One of the last video rental stores in the Valley closes its doors after 25 years

Video Paradise has massive sales prior to closing its doors. January 27, 2016 in Chandler, Arizona (Photo by: Blake Benard/Cronkite News)

CHANDLER – When Video Paradise opened in 1991, Arnold Schwarzenegger was saving the future in Terminator 2: Judgment Day. VHS machines were in every household and DVDs were a few years away from the mainstream. If you wanted the latest Tom Cruise flick you rented it for a couple days from stores like Video Paradise.

At 10 p.m. Friday, Jan. 29, Video Paradise will close its doors for the last time, one of the last video rental stores in the Valley.

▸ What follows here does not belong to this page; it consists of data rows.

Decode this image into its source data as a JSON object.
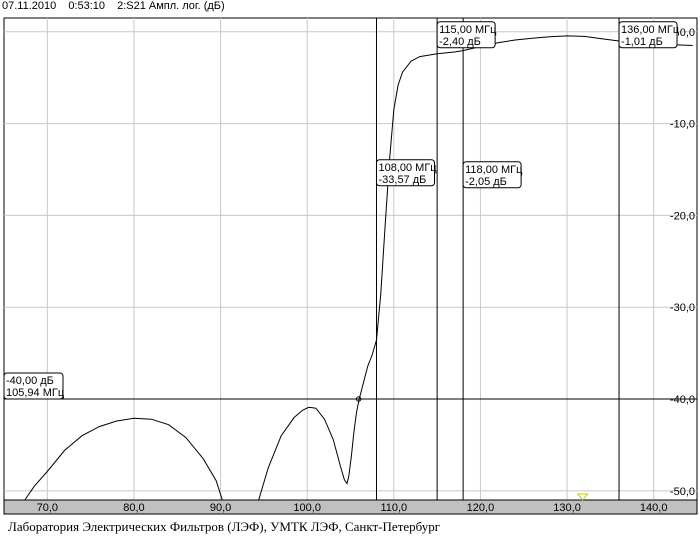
{
  "header": {
    "date": "07.11.2010",
    "time": "0:53:10",
    "trace": "2:S21 Ампл. лог. (дБ)"
  },
  "footer": {
    "text": "Лаборатория Электрических Фильтров (ЛЭФ), УМТК ЛЭФ, Санкт-Петербург"
  },
  "colors": {
    "background": "#ffffff",
    "grid": "#c8c8c8",
    "trace": "#000000",
    "axis_bar": "#c0c0c0",
    "marker_triangle": "#c8c800"
  },
  "chart_data": {
    "type": "line",
    "title": "",
    "xlabel": "",
    "ylabel": "",
    "xlim": [
      65,
      145
    ],
    "ylim": [
      -51,
      1.5
    ],
    "x_ticks": [
      70,
      80,
      90,
      100,
      110,
      120,
      130,
      140
    ],
    "x_tick_labels": [
      "70,0",
      "80,0",
      "90,0",
      "100,0",
      "110,0",
      "120,0",
      "130,0",
      "140,0"
    ],
    "y_ticks": [
      0,
      -10,
      -20,
      -30,
      -40,
      -50
    ],
    "y_tick_labels": [
      "0,0",
      "-10,0",
      "-20,0",
      "-30,0",
      "-40,0",
      "-50,0"
    ],
    "grid": true,
    "series": [
      {
        "x": [
          67.4,
          68.5,
          70,
          72,
          74,
          76,
          78,
          80,
          82,
          84,
          86,
          88,
          89.5,
          90.2,
          94.4,
          95.5,
          97,
          98.5,
          99.5,
          100.2,
          101,
          102,
          103,
          103.8,
          104.3,
          104.6,
          104.8,
          105.1,
          105.4,
          105.7,
          106,
          106.5,
          107,
          107.5,
          108,
          108.5,
          109,
          109.5,
          110,
          110.5,
          111,
          112,
          113,
          115,
          117,
          118,
          120,
          122,
          124,
          126,
          128,
          130,
          132,
          134,
          136,
          138,
          140,
          142,
          144.5
        ],
        "y": [
          -51,
          -49.5,
          -47.9,
          -45.6,
          -44,
          -43,
          -42.4,
          -42.1,
          -42.2,
          -42.8,
          -44.2,
          -46.5,
          -48.9,
          -51,
          -51,
          -47.5,
          -44,
          -42,
          -41.2,
          -40.9,
          -41,
          -42.2,
          -44.4,
          -47.2,
          -48.8,
          -49.2,
          -48.4,
          -46.2,
          -43.5,
          -41.4,
          -40,
          -38.2,
          -36.4,
          -35.2,
          -33.57,
          -28.5,
          -21,
          -14,
          -8.5,
          -5.8,
          -4.4,
          -3.2,
          -2.7,
          -2.4,
          -2.2,
          -2.05,
          -1.6,
          -1.2,
          -0.9,
          -0.7,
          -0.55,
          -0.45,
          -0.5,
          -0.75,
          -1.01,
          -1.15,
          -1.3,
          -1.4,
          -1.5
        ]
      }
    ],
    "markers": [
      {
        "x": 108,
        "label_freq": "108,00 МГц",
        "label_val": "-33,57 дБ"
      },
      {
        "x": 115,
        "label_freq": "115,00 МГц",
        "label_val": "-2,40 дБ"
      },
      {
        "x": 118,
        "label_freq": "118,00 МГц",
        "label_val": "-2,05 дБ"
      },
      {
        "x": 136,
        "label_freq": "136,00 МГц",
        "label_val": "-1,01 дБ"
      }
    ],
    "level_marker": {
      "y": -40,
      "x": 105.94,
      "label_level": "-40,00 дБ",
      "label_freq": "105,94 МГц"
    },
    "triangle_marker_x": 131.8
  }
}
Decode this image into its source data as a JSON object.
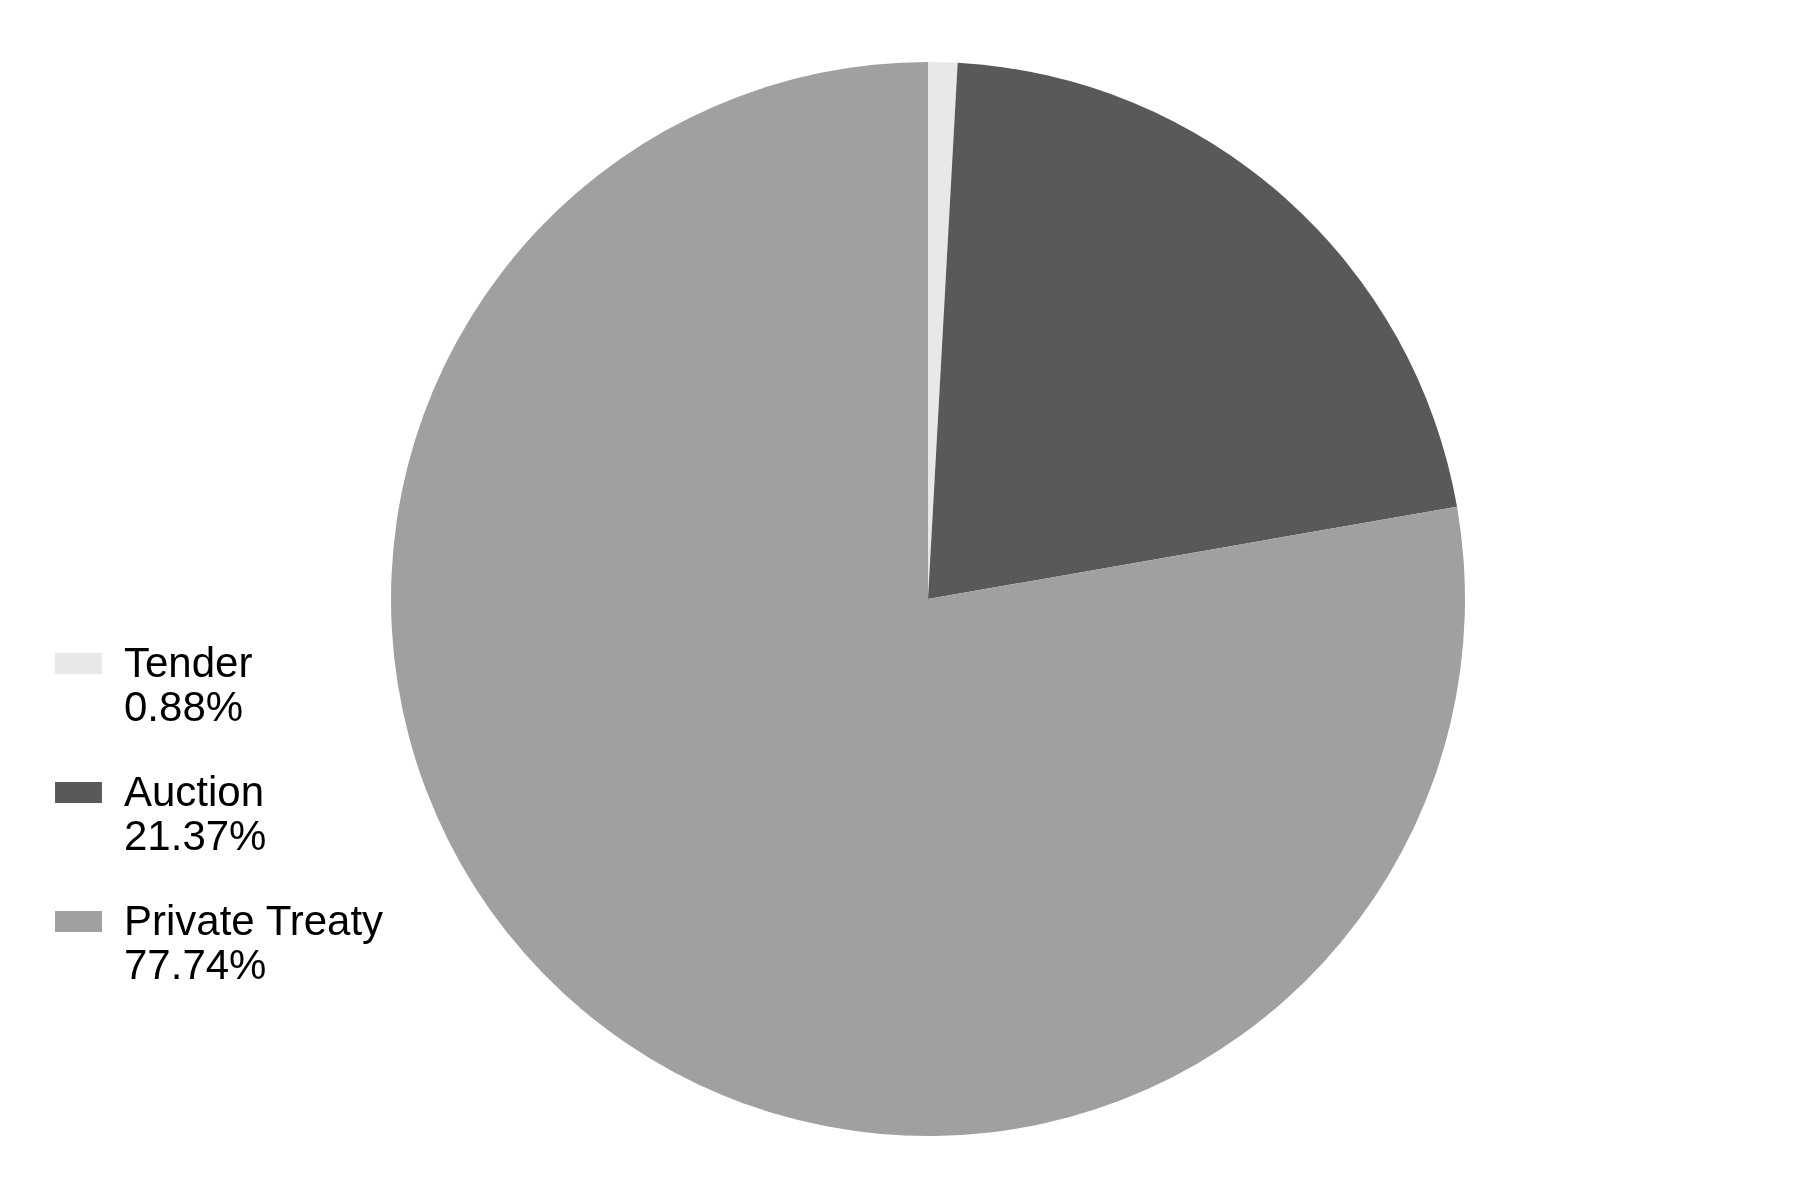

“This last summer was a really difficult,” said owner Marshall Hawkins. “And as we went into fall it wasn’t getting much better. We couldn’t afford to move, so it seemed time for us to go.”

Once upon a time, movie rental stores were as common as Starbucks. Video Paradise, based in Chandler, managed to hang on for 25 years, longer than national chains like Blockbuster and Hollywood Video.

The problem facing Video Paradise was simple. Nowadays, people don’t drive to their local video rental store for the latest Avengers movie. They simply stream it online.

“That’s really been the largest part of the change in our industry: the days of Friday and Saturday nights with families coming in. You know the kids are not steering the car to the video store,” Hawkins said. “They are very comfortable ordering online and getting their entertainment through other vehicles.”

Still, Hawkins said people who use online streaming services like Netflix, Amazon, and Hulu are missing out.

“At the end of the day, the younger folk don’t know what they are missing,” said Hawkins. They don’t understand who James Cagney is, who the stars of the 50’s and 60’s were. Not to mention the amount of selection that is available and is out there. For every movie that is out in theaters that does well, there is 150 of them that you have never heard of.”

Even though his store is closing, Hawkins said, DVDs will stick around. They may even gain a niche audience, much like vinyl records.
DVDs may become a collector’s’ item but with less popularity than vinyl.

“Vinyl is very unique due to the fact that vinyl is very artistic,” he said. “When you go back and collect vinyl you see gorgeous artwork in regards to the presentation.”

Directors, film students and movie junkies will continue to be entertained he believes. b
Movie fan and collector Michael Lottes relied on stores like Video Paradise.

“If it was a foreign film or a comedy that you couldn’t find anywhere else, you [could] count on it being here,” Lottes said as he flipped through movies. “If it wasn’t, you could ask them and they could probably special order it for you,” said Lottes.

Now Lottes and other customers will have to do a lot more searching to find those indie films or classics.
For Video Paradise, the final script is done.

“It’s a sad day,” said Hawkins. “But at the end of the day [I’m] very pleased that it’s lasted as long as it has.”